Sunday, February 21, 2010
Pain de Campagne
Wednesday, February 17, 2010
Pain a l’Ancienne
I wish I had read the book ahead of time as I was supposed to retard the dough overnight. Oh well, people at work got some on Tuesday instead of Monday. This delayed fermentation uses ice cold water and a very slack dough. This larger hydration ratio uses the water to break down the flour even further into sugar, to dig at the natural sweetness that remain in breads using standard fermentation techniques.
From this basic recipe I can make Ciabatta, pizza, focaccia, pugliese, stirato, and pain rustique. The bread was sweeter than a standard French bread, and had a great chewy crust. I think this was my favorite bread so far. I served it with oil and balsamic vinegar.

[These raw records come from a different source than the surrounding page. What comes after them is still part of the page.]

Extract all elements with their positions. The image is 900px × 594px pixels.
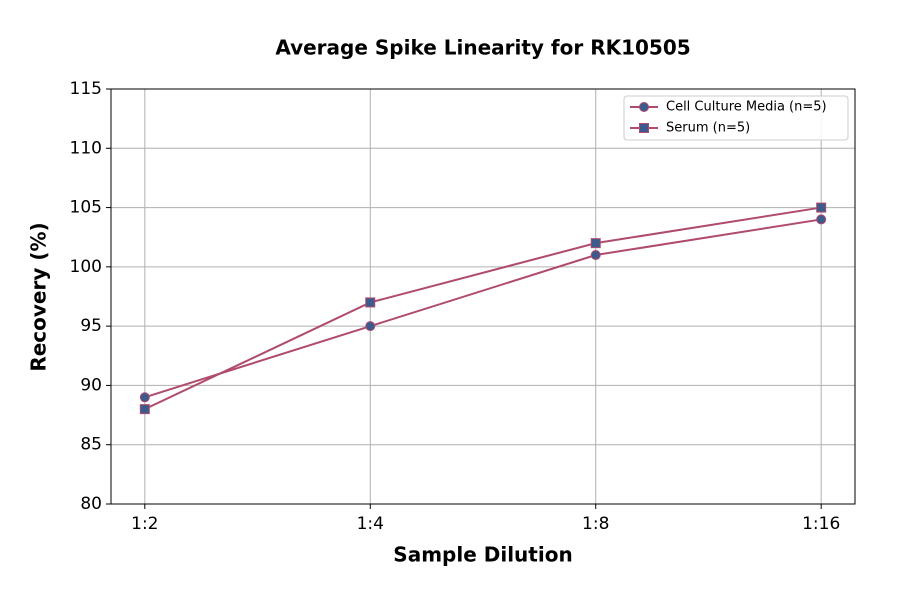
x-tick-label: 1:16: [802, 514, 840, 534]
marker: [590, 250, 601, 260]
x-tick-label: 1:8: [582, 514, 609, 534]
marker: [139, 404, 150, 415]
x-tick-label: 1:2: [131, 514, 158, 534]
plot-frame: [110, 88, 856, 505]
legend-label: Serum (n=5): [666, 121, 750, 136]
y-tick-label: 105: [70, 198, 102, 218]
y-tick-label: 80: [80, 494, 102, 514]
y-tick-label: 100: [70, 257, 102, 277]
marker: [816, 202, 827, 213]
marker: [816, 214, 827, 225]
marker: [139, 392, 150, 403]
marker: [590, 238, 601, 249]
legend-marker: [639, 102, 649, 112]
marker: [365, 321, 376, 332]
legend-marker: [639, 123, 649, 133]
chart-title: Average Spike Linearity for RK10505: [275, 36, 690, 60]
y-tick-label: 85: [80, 435, 102, 455]
x-tick-label: 1:4: [357, 514, 384, 534]
series-line: [144, 206, 822, 411]
y-axis-label: Recovery (%): [27, 222, 51, 371]
y-tick-label: 90: [80, 375, 102, 395]
y-tick-label: 95: [80, 316, 102, 336]
x-axis-label: Sample Dilution: [393, 543, 572, 567]
y-tick-label: 115: [70, 79, 102, 99]
y-tick-label: 110: [70, 138, 102, 158]
marker: [365, 297, 376, 308]
series-line: [144, 218, 822, 399]
legend-box: [623, 95, 849, 141]
legend-label: Cell Culture Media (n=5): [666, 100, 827, 115]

Next week – Pain de Campagne
Sunday, February 7, 2010
Leeloo Dallas Mul-ti-grain
I have adapted some of the previous techniques this week to aid with the loaf development. The dough started with a soaker, where the night before I soaked the polenta, wheat bran and buckwheat in water. I chose buckwheat only because I haven’t worked with it before. The polenta used the same method as the Anadama bread, so I knew it had to soak for a long time to get the corn soft. What was unique about this bread was after using the indirect dough is that it also called for some cooked brown rice. The rice I am sure was used for the extra starch to offset the fiber from the other types of wheat introduced.
With the use of brown sugar and honey, this bread colored up very nicely and I am told will make a great toast. Being an enriched dough it of course called for fat, this time in the form of butter milk. Since I didn’t have any buttermilk I had to use the old method of skim milk and lemon juice to get the fat out.